The theatre workshop was part of the Lost and Found festival held over the last few weeks at various venues across Delhi, including the community halls at Pitampura, Vasant Kunj and Sarita Vihar. These three neighbourhoods, for instance, are located far from the city’s epicentre of arts and cultural venues — Delhi’s Mandi House area. “Our idea was to move away from the usual audiences and take the performing arts to places where people seldom get to experience it,” says Mallika Taneja, a 30-year-old Delhi-based performance artist and the brain behind the festival. “I thought it was a good way to decentralise art, so the idea is to have dance, theatre and music within walking distance and give people easy access to them.”
Her long-cherished idea came to fruition during her residency as an Art Think South Asia fellow — an arts management programme organised by the Goethe Institut, the British Council and Delhi-based Khoj International Artists’ Association. Thanks to funding from the Goethe Institut and the Delhi-based Tejeshwar Singh Memorial Trust, she was able to put the festival together this year.

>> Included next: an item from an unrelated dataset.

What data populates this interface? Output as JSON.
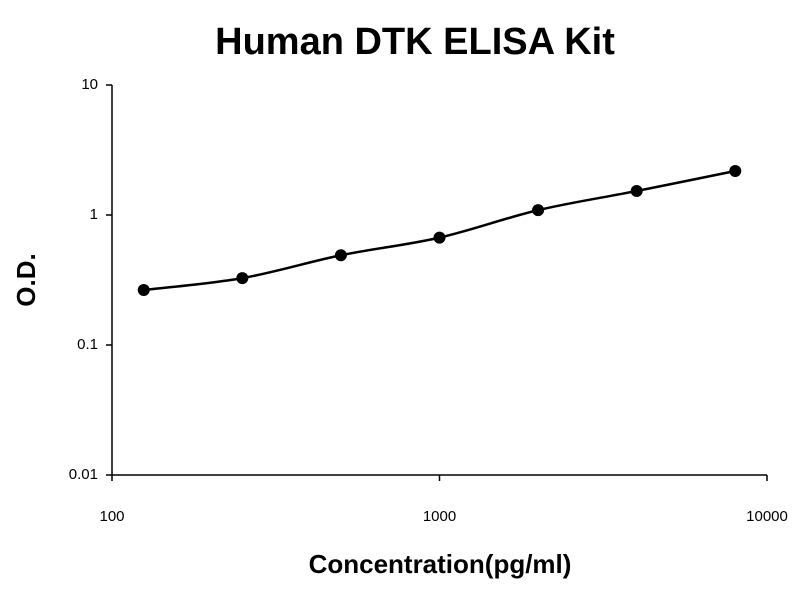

Beginning November 1, over 15 days, Taneja and crew organised theatre, music, dance and wall-art workshops. More than 120 people across neighbourhoods took part. The youngest participant was eight and the oldest well above 70. Each workshop was conducted by specialists in that field, including professionally trained dancers from the Gati dance forum and theatre professionals from the Tadpole Repertory. Each community hall hosted evening performances by members of the Delhi-based fusion band Advaita, dance shows and a Dastangoi performance.
Taneja hopes the success of the festival’s inaugural edition will lay the ground for similar events in the future. “I am not sure about other urban centres, but in Delhi I don’t think anyone is looking at new spaces or trying to generate new audiences,” she says. “The point is to go out there and say, ‘you know what, you’re an audience’ and get a person involved; that’s all it takes really.”